There can be:
1) just clone from remote repo as needed (each new one can take 20 minutes and 500MB)
2) clone 2 local ones from remote repo, both 500MB, total 1GB, so always have 2 local repo to work with
3) clone 1 local one from remote repo, called it 'master', and then don't touch this master, but clone other local ones from this master as needed
I started off using (1), but when there is a quick bug fix, I need to do a clone and it is 20 minutes, so then method (2) is better, because there are 2 independent local repos all the time.
But then sometimes a repo becomes "weird" because there are merges that do damages and when it is fixed on the remote repo, any local repo's merge that shows up in hg outgoing
will cause damage later when we push again, so we just remove that local repo and clone from remote again to start "fresh", taking 20 minutes again. (Actually, we can use local repo 2 first, rename local repo 1 as repo_old, and then before sleep or before going home, do a clone again)

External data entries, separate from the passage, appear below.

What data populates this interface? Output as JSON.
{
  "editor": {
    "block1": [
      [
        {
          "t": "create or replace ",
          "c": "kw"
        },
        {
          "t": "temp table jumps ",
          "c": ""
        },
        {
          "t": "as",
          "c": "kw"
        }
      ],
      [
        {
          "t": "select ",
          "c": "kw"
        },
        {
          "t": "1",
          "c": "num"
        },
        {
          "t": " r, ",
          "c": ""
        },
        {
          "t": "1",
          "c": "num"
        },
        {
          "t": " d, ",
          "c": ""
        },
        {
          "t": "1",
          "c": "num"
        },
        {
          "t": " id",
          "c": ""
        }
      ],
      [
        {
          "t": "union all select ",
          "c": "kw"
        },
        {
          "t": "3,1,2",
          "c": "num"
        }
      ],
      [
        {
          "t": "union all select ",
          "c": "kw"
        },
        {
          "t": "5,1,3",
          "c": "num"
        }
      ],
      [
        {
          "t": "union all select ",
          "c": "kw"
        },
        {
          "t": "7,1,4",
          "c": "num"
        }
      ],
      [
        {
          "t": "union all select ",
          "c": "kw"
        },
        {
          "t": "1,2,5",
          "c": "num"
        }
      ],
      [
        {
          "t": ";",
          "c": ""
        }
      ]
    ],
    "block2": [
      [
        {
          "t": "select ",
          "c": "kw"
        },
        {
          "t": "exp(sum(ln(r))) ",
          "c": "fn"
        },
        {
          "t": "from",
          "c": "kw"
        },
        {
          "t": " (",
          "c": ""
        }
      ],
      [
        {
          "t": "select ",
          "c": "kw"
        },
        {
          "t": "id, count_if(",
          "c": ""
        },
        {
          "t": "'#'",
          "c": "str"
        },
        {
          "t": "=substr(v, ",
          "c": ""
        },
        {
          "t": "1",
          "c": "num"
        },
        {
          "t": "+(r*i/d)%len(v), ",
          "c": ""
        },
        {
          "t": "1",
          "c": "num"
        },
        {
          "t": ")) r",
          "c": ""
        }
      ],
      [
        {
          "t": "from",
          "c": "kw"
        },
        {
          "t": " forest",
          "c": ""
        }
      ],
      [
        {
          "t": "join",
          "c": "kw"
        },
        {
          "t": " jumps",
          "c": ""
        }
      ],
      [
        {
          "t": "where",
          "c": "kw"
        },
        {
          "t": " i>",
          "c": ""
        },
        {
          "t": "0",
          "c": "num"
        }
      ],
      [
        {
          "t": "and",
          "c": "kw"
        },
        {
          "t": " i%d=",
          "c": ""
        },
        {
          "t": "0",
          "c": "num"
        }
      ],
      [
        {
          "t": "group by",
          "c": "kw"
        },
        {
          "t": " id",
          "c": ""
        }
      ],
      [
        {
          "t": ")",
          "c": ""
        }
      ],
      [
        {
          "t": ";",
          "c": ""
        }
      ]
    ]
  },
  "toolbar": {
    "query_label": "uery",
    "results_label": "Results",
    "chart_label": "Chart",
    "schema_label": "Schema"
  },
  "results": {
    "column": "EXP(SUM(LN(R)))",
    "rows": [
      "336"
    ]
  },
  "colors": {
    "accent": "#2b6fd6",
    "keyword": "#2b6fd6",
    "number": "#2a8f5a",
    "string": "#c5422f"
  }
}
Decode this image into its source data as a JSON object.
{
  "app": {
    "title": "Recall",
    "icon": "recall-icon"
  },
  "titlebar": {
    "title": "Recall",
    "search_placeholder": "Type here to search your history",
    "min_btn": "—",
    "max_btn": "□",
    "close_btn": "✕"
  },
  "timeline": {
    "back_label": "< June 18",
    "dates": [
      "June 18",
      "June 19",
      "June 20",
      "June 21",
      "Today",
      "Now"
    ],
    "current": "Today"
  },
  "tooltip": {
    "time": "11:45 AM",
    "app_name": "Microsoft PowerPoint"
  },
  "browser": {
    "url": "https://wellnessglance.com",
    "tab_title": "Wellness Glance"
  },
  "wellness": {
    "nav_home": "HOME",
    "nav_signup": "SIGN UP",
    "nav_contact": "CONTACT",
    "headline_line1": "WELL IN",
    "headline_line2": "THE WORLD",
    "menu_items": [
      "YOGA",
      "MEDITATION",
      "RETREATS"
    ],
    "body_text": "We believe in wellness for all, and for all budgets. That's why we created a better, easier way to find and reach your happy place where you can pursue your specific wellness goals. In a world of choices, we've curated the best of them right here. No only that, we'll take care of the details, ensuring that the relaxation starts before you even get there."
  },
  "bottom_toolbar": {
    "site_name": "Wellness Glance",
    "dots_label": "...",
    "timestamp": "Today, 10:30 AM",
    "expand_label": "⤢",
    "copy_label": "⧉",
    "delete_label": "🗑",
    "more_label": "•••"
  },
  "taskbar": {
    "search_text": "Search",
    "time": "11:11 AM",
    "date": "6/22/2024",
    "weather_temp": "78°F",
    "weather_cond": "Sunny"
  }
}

Is (3) the best option? Because on a Mac, the master takes 500MB and 20 minutes, but the other local clones are super fast and takes much less than 500MB because it uses hard link on a Mac (how to find out how much disk space without the hard linked content?). And if using (3), how do we do commits and push? Suppose we clone from remote repo to local as "master", and then clone local ones as "clone01", "clone02", 03, etc, then do we work inside of clone01, and then when an urgent fix is needed, we go to master, do an hg pull
, and hg update
, and go to clone02 and also do hg pull
and hg update
, and fix it on clone02, test it, and hg commit
, hg push
to the master, and then go to master, and do an hg push
there? And then when clone01's project is done, again go to master, pull, update, go to clone01, pull, update, merge, test, commit, push, go to master, push to remote repo? That's a lot of steps!